Berry used his knowledge of the big bands to lace his rock output, which went on to influence rock performers who utilised their personal record collection to further the lexicon of popular music. He also made it possible for artists to realise that they could sing and play at the same time, which The Beatles – who held four vocalists and three guitarists – were in favour of. 

Phil Collins carried the narrative further, when he doubled as a drummer and singer for Genesis, showing the world that percussionists were capable of entertaining audiences both from the front and the back of the stage. And then there’s James Dean Bradfield, who pegged himself as the Manic Street Preachers‘ lead guitarist but wound up singing for the band when no one else was capable of doing so. 

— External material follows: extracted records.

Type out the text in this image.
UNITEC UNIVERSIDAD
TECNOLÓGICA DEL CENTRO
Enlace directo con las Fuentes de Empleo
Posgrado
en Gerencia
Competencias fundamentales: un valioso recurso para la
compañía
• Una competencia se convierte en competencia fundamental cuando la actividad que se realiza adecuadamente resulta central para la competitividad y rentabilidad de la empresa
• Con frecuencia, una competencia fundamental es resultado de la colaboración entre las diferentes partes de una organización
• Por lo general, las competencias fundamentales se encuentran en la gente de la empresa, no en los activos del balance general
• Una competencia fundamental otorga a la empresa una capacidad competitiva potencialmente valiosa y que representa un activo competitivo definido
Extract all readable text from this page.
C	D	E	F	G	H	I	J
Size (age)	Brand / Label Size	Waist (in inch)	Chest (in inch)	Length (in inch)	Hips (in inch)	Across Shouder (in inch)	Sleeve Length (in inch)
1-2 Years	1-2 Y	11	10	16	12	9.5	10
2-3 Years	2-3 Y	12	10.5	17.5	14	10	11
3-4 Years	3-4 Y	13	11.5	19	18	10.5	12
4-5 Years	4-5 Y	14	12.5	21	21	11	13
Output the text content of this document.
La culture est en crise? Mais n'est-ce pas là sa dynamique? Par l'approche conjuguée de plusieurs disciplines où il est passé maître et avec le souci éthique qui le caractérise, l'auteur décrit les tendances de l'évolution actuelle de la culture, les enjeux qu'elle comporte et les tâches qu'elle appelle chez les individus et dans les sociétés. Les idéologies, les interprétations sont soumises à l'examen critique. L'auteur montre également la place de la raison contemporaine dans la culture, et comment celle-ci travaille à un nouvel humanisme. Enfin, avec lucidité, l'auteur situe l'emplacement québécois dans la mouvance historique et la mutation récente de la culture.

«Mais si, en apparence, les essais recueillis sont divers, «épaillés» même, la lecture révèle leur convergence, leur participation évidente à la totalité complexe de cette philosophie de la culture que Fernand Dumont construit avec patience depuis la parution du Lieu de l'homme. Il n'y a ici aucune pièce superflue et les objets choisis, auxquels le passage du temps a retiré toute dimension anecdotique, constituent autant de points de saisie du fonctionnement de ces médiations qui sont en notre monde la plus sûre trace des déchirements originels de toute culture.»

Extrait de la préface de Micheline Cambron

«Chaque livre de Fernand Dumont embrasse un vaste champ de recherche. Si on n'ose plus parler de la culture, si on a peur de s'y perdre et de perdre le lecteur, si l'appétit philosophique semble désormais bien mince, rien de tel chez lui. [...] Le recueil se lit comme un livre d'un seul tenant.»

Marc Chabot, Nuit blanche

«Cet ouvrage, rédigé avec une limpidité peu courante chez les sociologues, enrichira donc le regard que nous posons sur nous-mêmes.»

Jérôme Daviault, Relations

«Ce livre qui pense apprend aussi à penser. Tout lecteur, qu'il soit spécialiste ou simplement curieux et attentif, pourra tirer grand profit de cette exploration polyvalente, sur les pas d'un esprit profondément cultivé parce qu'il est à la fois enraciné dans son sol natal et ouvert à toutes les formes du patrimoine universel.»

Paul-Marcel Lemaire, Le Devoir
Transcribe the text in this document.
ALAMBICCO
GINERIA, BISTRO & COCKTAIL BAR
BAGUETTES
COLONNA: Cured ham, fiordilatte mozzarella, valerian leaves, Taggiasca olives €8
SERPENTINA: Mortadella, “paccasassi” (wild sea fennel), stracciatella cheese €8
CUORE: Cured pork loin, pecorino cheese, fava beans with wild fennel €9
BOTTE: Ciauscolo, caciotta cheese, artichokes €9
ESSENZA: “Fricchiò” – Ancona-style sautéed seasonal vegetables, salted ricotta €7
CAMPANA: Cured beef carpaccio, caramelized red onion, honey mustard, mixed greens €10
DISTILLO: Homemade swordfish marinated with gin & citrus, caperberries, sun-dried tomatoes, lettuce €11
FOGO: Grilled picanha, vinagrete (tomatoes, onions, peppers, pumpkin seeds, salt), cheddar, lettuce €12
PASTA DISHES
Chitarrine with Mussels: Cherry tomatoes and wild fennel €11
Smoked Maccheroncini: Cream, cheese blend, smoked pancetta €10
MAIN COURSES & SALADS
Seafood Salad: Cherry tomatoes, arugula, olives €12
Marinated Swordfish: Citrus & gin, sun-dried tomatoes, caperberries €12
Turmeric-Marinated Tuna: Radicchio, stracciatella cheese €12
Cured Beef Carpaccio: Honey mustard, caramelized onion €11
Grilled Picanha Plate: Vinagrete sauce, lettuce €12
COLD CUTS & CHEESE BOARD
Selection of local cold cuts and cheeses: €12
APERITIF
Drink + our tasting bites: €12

The takeaway from this interview is that compromise is necessary for art, but compromise should never, ever inhibit art, no matter how wretched the feelings towards the form of art. Berry gave his form of music everything he had, as did Ginger Baker, a jazz drummer pedalling rock fills to audiences during Cream’s extended instrumental sections.Genesis was also happy to compromise, shifting their focus from overblown 1970s epics to more focused tunes by the turn of the decade. 

While we’re at it, Berry wasn’t the only one who didn’t see himself as an artist. Queen drummer Roger Taylor was studying for dentistry before the call of the riffs brought him forwards into that line of work. 10cc’s Lol Creme never saw himself as a rock frontman, but acquiesced when his comical falsetto suited ‘Donna’, ‘Rubber Bullets’ and The Dean and I’. Mark Knopfler seemed happiest playing guitar, but he found himself directing the biggest British band in 1985. 

To paraphrase Lennon, life is indeed what happens to us when we are busy making other plans, and this applies to rockstars too.